Durante esses onzeanos de surdez, conversou apenas por leitura labial. Hoje, Libras representa sua liberdade. “É uma língua visual, onde tu se expressa pelas mãos, corpo, rosto… é uma língua rica, leve”.  

No livro de poesias que escreveu, Borboletas Poéticas, o título e a obra – divida em três fases, de acordo com seu amadurecimento ao longo de dez anos – expressam o processo de libertação e, consequentemente, sua autoaceitação.

Talvez a pausa mais longa em nossa conversa foi quando quis saber dos seus autores favoritos. Não conseguiu identificar. Apesar das certezas, quando o assunto é literatura, as dúvidas predominam.

 

Sobre acessibilidade, textão

Ao falar sobre Libras e acessibilidade, voltamos ao campo das certezas. O discurso de Emiliana é simples, direto ao ponto, além de entusiasmado. Um dos únicos textões que recebi mostrou isso:

“Coitado de quem se limita a pensar que é melhor do que o outro. Ouvintes não são melhores que surdos. O surdo se empodera com mais clareza e facilidade com outros surdos. Por isso nós lutamos por escolas bilíngues, com professores surdos e com sinalizadores, para que a criança tenha um modelo”.

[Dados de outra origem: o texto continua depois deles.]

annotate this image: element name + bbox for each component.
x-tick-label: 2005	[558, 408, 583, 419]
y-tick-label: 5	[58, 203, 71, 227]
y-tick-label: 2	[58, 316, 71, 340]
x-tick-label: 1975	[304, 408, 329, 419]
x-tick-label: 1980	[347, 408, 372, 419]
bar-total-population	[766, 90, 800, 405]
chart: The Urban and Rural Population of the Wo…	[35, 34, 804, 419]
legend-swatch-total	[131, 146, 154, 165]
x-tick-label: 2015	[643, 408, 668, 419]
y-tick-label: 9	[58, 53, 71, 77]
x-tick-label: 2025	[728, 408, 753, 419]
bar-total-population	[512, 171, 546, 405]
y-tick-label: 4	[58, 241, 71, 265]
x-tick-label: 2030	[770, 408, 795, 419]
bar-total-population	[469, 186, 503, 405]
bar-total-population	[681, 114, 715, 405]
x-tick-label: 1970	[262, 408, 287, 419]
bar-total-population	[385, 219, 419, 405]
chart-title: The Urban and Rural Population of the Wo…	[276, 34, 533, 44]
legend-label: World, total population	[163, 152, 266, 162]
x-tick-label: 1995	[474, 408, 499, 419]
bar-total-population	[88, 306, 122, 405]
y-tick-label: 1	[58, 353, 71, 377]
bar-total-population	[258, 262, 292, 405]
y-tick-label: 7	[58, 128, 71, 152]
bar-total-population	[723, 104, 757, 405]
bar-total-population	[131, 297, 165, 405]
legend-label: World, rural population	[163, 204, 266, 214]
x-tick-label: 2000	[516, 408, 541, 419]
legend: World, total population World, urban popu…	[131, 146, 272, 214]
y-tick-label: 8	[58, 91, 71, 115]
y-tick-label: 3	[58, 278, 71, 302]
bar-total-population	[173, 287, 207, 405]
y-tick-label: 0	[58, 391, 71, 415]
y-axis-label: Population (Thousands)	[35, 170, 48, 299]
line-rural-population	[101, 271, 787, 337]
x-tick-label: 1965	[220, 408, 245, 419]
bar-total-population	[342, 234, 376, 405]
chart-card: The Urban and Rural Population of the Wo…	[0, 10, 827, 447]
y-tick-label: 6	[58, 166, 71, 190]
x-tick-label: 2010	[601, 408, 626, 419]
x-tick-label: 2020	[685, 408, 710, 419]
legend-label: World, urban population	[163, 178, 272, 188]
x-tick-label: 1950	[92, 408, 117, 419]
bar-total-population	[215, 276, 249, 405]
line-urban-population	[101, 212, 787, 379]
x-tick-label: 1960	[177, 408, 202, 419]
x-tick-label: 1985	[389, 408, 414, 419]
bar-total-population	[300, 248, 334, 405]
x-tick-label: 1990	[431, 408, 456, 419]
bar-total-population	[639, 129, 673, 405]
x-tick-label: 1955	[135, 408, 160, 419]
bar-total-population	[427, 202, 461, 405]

Essas e outras afirmações me impressionaram durante nosso contato virtual. Permeando o diálogo, apareciam novos tons de sua personalidade, enquanto as primeiras impressões eram reforçadas, como na resposta final deste percurso:

“Tem gente que, em pleno 2018, te olha como ‘tadinha’. Eu não ouço? E daí? Tem dias em que isso é algo totalmente positivo”.